Reputation: 1433
Say I have a data.frame:
df <- data.frame(A=c(10,20,30),B=c(11,22,33), C=c(111,222,333))
A B C
1 10 11 111
2 20 22 222
3 30 33 333
If I select two (or more) columns I get a data.frame:
x <- df[,1:2]
A B
1 10 11
2 20 22
3 30 33
This is what I want. However, if I select only one column I get a numeric vector:
x <- df[,1]
[1] 1 2 3
I have tried to use as.data.frame(), which does not change the results for two or more columns. it does return a data.frame in the case of one column, but does not retain the column name:
x <- as.data.frame(df[,1])
df[, 1]
1 1
2 2
3 3
I don't understand why it behaves like this. In my mind it should not make a difference if I extract one or two or ten columns. IT should either always return a vector (or matrix) or always return a data.frame (with the correct names). what am I missing? thanks!

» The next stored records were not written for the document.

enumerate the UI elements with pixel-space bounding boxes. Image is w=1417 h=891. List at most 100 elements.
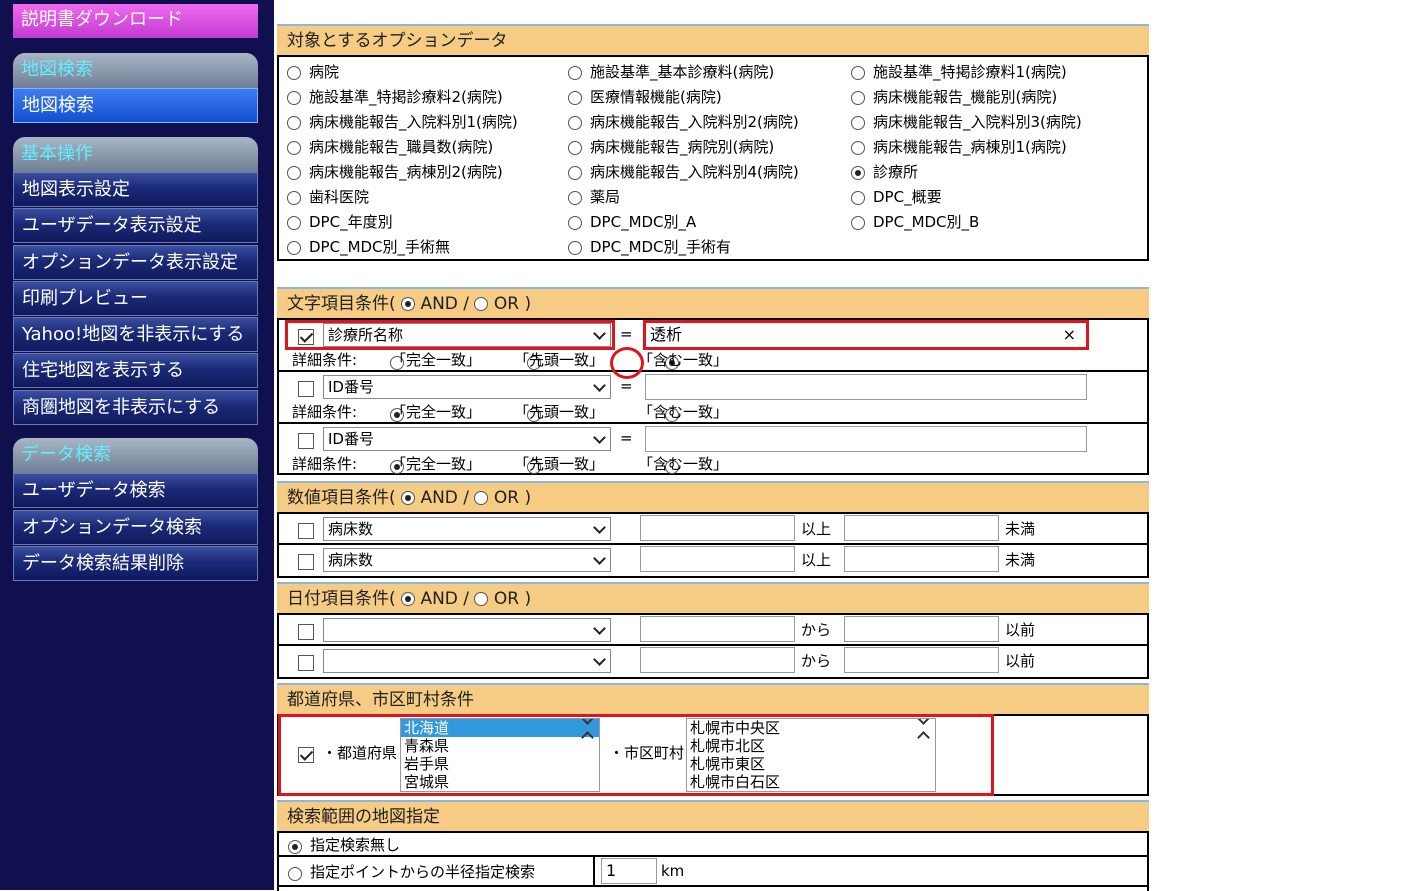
- text-and-radio[interactable]: [401, 297, 416, 311]
- numeric-or-radio[interactable]: [474, 491, 489, 505]
- option-item[interactable]: DPC_MDC別_手術無: [287, 236, 450, 257]
- option-radio[interactable]: [287, 190, 301, 205]
- sidebar-item-option-data-display[interactable]: オプションデータ表示設定: [13, 245, 258, 280]
- numeric-condition-header: 数値項目条件( AND / OR ): [277, 481, 1149, 512]
- option-item[interactable]: DPC_MDC別_手術有: [568, 236, 731, 257]
- option-radio[interactable]: [568, 65, 582, 80]
- option-item[interactable]: 病床機能報告_機能別(病院): [851, 86, 1057, 107]
- date-field-select[interactable]: [323, 649, 611, 673]
- numeric-from-input[interactable]: [640, 546, 795, 572]
- option-item[interactable]: 診療所: [851, 161, 918, 182]
- option-item[interactable]: DPC_年度別: [287, 211, 393, 232]
- option-item[interactable]: 病床機能報告_入院料別1(病院): [287, 111, 518, 132]
- option-radio[interactable]: [851, 115, 865, 130]
- option-item[interactable]: 施設基準_特掲診療料2(病院): [287, 86, 503, 107]
- numeric-field-select[interactable]: 病床数: [323, 548, 611, 572]
- sidebar-item-user-data-display[interactable]: ユーザデータ表示設定: [13, 208, 258, 243]
- numeric-from-input[interactable]: [640, 515, 795, 541]
- option-radio[interactable]: [287, 90, 301, 105]
- date-field-select[interactable]: [323, 618, 611, 642]
- detail-label: 詳細条件:: [292, 403, 358, 421]
- numeric-row-checkbox[interactable]: [298, 553, 314, 570]
- sidebar-item-option-data-search[interactable]: オプションデータ検索: [13, 510, 258, 545]
- option-item[interactable]: 薬局: [568, 186, 620, 207]
- date-from-input[interactable]: [640, 616, 795, 642]
- option-item[interactable]: 病床機能報告_病院別(病院): [568, 136, 774, 157]
- numeric-field-select[interactable]: 病床数: [323, 517, 611, 541]
- option-item[interactable]: 医療情報機能(病院): [568, 86, 722, 107]
- option-radio[interactable]: [568, 140, 582, 155]
- option-item[interactable]: DPC_MDC別_B: [851, 211, 979, 232]
- option-label: DPC_年度別: [309, 213, 393, 231]
- option-radio[interactable]: [287, 65, 301, 80]
- sidebar-item-hide-yahoo-map[interactable]: Yahoo!地図を非表示にする: [13, 317, 258, 352]
- select-value: ID番号: [328, 378, 374, 396]
- sidebar-item-user-data-search[interactable]: ユーザデータ検索: [13, 473, 258, 508]
- option-radio[interactable]: [568, 115, 582, 130]
- text-row-checkbox[interactable]: [298, 432, 314, 449]
- option-radio[interactable]: [287, 115, 301, 130]
- option-radio[interactable]: [851, 140, 865, 155]
- option-item[interactable]: 病床機能報告_職員数(病院): [287, 136, 493, 157]
- option-radio[interactable]: [287, 215, 301, 230]
- date-to-input[interactable]: [844, 647, 999, 673]
- text-or-radio[interactable]: [474, 297, 489, 311]
- option-item[interactable]: DPC_概要: [851, 186, 942, 207]
- option-data-header: 対象とするオプションデータ: [277, 24, 1149, 55]
- option-label: 歯科医院: [309, 188, 370, 206]
- text-value-input[interactable]: [645, 426, 1087, 452]
- range-radius-radio[interactable]: [288, 866, 302, 881]
- date-row-checkbox[interactable]: [298, 654, 314, 671]
- option-radio[interactable]: [851, 190, 865, 205]
- text-field-select[interactable]: ID番号: [323, 427, 611, 451]
- option-radio[interactable]: [568, 240, 582, 255]
- option-radio[interactable]: [568, 165, 582, 180]
- option-radio[interactable]: [568, 190, 582, 205]
- option-label: DPC_MDC別_手術無: [309, 238, 451, 256]
- option-item[interactable]: 病床機能報告_入院料別3(病院): [851, 111, 1082, 132]
- numeric-to-input[interactable]: [844, 515, 999, 541]
- numeric-row-checkbox[interactable]: [298, 522, 314, 539]
- option-label: 病院: [309, 63, 340, 81]
- option-item[interactable]: 病床機能報告_入院料別4(病院): [568, 161, 799, 182]
- option-item[interactable]: 病床機能報告_病棟別1(病院): [851, 136, 1067, 157]
- date-or-radio[interactable]: [474, 592, 489, 606]
- numeric-and-radio[interactable]: [401, 491, 416, 505]
- sidebar-item-map-display[interactable]: 地図表示設定: [13, 172, 258, 207]
- option-radio[interactable]: [851, 90, 865, 105]
- option-radio[interactable]: [568, 215, 582, 230]
- option-item[interactable]: 歯科医院: [287, 186, 369, 207]
- option-label: 病床機能報告_病棟別1(病院): [873, 138, 1067, 156]
- option-radio[interactable]: [568, 90, 582, 105]
- date-row-checkbox[interactable]: [298, 623, 314, 640]
- date-from-input[interactable]: [640, 647, 795, 673]
- numeric-to-input[interactable]: [844, 546, 999, 572]
- option-label: 施設基準_特掲診療料1(病院): [873, 63, 1067, 81]
- manual-download-button[interactable]: 説明書ダウンロード: [13, 4, 258, 38]
- option-radio[interactable]: [851, 215, 865, 230]
- sidebar-item-hide-trade-area-map[interactable]: 商圏地図を非表示にする: [13, 390, 258, 425]
- option-item[interactable]: DPC_MDC別_A: [568, 211, 696, 232]
- option-item[interactable]: 病院: [287, 61, 339, 82]
- option-item[interactable]: 病床機能報告_病棟別2(病院): [287, 161, 503, 182]
- option-radio[interactable]: [851, 65, 865, 80]
- option-radio[interactable]: [851, 165, 865, 180]
- option-radio[interactable]: [287, 240, 301, 255]
- date-condition-title: 日付項目条件(: [287, 589, 396, 609]
- sidebar-item-print-preview[interactable]: 印刷プレビュー: [13, 281, 258, 316]
- date-and-radio[interactable]: [401, 592, 416, 606]
- date-to-input[interactable]: [844, 616, 999, 642]
- option-radio[interactable]: [287, 165, 301, 180]
- sidebar-item-map-search[interactable]: 地図検索: [13, 88, 258, 123]
- option-item[interactable]: 病床機能報告_入院料別2(病院): [568, 111, 799, 132]
- option-item[interactable]: 施設基準_特掲診療料1(病院): [851, 61, 1067, 82]
- sidebar-item-delete-search-results[interactable]: データ検索結果削除: [13, 546, 258, 581]
- option-radio[interactable]: [287, 140, 301, 155]
- option-item[interactable]: 施設基準_基本診療料(病院): [568, 61, 774, 82]
- sidebar-item-show-housing-map[interactable]: 住宅地図を表示する: [13, 353, 258, 388]
- text-row-checkbox[interactable]: [298, 380, 314, 397]
- radius-input[interactable]: 1: [601, 858, 657, 884]
- range-none-radio[interactable]: [288, 839, 302, 854]
- text-value-input[interactable]: [645, 374, 1087, 400]
- text-field-select[interactable]: ID番号: [323, 375, 611, 399]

Note: This is not a duplicate of the question about matrices, as matrix and data.frame are fundamentally different data types in R, and can work differently with dplyr. There are several answers that work with data.frame but not matrix.
Upvotes: 98
Views: 142401
Reputation: 18612
You can also use subset
:
subset(df, select = 1) # by index
subset(df, select = A) # by name
As mentioned in the comments you can also use dplyr::select
, but you do not need to quote the variable name:
library(dplyr)
# by name
df %>%
select(A)
# by index
df %>%
select(1)
Upvotes: 2
Reputation: 81683
Omit the ,
:
x <- df[1]
A
1 10
2 20
3 30
From the help page of ?"["
:
Indexing by [ is similar to atomic vectors and selects a list of the specified element(s).
A data frame is a list. The columns are its elements.
Upvotes: 41
Reputation: 61154
Use drop=FALSE
> x <- df[,1, drop=FALSE]
> x
A
1 10
2 20
3 30
From the documentation (see ?"["
) you can find:
If drop=TRUE the result is coerced to the lowest possible dimension.
Upvotes: 140